February 07, 2006

The Death Penalty and Mental Illness

A new report issued by Amnesty International found that at least 10% of the first 1,000 people executed in the United States since 1977 were severely mentall ill. The report noted that the National Association of Mental Health estimates that between five and 10% of the 3,400 people on death row around the country are mentally ill. Amnesty said that states are failing to address serious mental health issues before crimes occur.

In a review of available psychiatric examinations, medical records, and documented cases of extreme behavior, Amnesty discovered at least 100 cases of executed prisoners during the past three decades with evidence of severe mental illness. In many other cases, psychiatric evaluations had not been conducted, making it difficult to determine the mental state. Amnesty stated that the procedures in place to identify and assist those with mental illness before a crime occurs are inadequate and should be improved.
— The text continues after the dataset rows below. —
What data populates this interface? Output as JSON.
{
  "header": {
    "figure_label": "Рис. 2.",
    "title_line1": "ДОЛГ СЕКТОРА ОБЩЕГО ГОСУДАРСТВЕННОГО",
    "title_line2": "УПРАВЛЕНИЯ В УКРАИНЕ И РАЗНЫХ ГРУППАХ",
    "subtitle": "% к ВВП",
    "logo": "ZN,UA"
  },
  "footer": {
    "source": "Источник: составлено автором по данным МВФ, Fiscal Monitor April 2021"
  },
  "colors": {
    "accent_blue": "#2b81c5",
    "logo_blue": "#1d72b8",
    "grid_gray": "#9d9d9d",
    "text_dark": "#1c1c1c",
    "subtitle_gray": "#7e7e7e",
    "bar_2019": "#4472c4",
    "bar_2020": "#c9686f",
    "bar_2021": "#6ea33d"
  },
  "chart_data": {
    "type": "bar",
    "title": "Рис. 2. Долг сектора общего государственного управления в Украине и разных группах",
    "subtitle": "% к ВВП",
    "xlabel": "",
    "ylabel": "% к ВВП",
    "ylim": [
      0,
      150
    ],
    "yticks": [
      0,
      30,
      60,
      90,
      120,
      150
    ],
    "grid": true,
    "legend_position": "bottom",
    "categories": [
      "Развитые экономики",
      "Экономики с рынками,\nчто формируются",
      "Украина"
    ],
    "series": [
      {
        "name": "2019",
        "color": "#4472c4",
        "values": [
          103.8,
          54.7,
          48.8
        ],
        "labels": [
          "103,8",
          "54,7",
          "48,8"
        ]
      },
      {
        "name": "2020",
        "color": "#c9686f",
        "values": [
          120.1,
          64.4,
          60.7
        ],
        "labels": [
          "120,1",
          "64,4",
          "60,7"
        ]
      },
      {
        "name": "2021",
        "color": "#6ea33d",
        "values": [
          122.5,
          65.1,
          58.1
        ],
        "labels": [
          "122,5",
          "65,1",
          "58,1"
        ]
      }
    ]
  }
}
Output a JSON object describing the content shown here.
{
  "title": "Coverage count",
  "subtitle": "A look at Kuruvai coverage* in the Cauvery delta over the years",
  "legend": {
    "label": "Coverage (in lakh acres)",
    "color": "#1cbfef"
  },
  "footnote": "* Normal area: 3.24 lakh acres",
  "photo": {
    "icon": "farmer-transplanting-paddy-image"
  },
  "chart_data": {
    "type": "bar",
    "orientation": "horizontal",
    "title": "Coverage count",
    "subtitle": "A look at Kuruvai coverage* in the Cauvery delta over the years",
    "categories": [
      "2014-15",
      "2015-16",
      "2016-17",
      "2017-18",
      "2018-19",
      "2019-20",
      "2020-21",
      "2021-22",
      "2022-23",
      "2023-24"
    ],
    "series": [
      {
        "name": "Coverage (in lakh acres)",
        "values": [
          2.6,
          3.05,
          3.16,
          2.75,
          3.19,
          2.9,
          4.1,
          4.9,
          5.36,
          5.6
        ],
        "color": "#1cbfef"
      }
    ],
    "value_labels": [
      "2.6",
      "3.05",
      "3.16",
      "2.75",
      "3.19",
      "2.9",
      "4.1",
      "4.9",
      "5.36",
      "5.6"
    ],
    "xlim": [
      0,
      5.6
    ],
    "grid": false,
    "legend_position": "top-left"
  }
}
As an example, the group noted that Texas spends an average of $2.3 million trying each death penalty case, but the state's per capita spending on mental health ranks 49th out of the 50 states.

"The arguments in favor of the 'deterrent' value of the death penalty ring especially hollow with regard to seriously mentall ill offenders. Instead of waiting until another person dies, governments must fix the mental health system now and strengthen the safety net so that those who need treatment the most receive it before the involvement of the criminal justice system," said Dr. William F. Shultz, Amnesty International's Executive Director. Susan Lee, Amnesty International's American programs director, added, "Prejudice and ignorance give rise to fear and for many people it is easier to sentence a mentally ill person to death than to find genuine treatment solutions."

Source Report (click to see full report): The Execution of Mentally Ill Offenders, Amnesty International, January 31, 2006).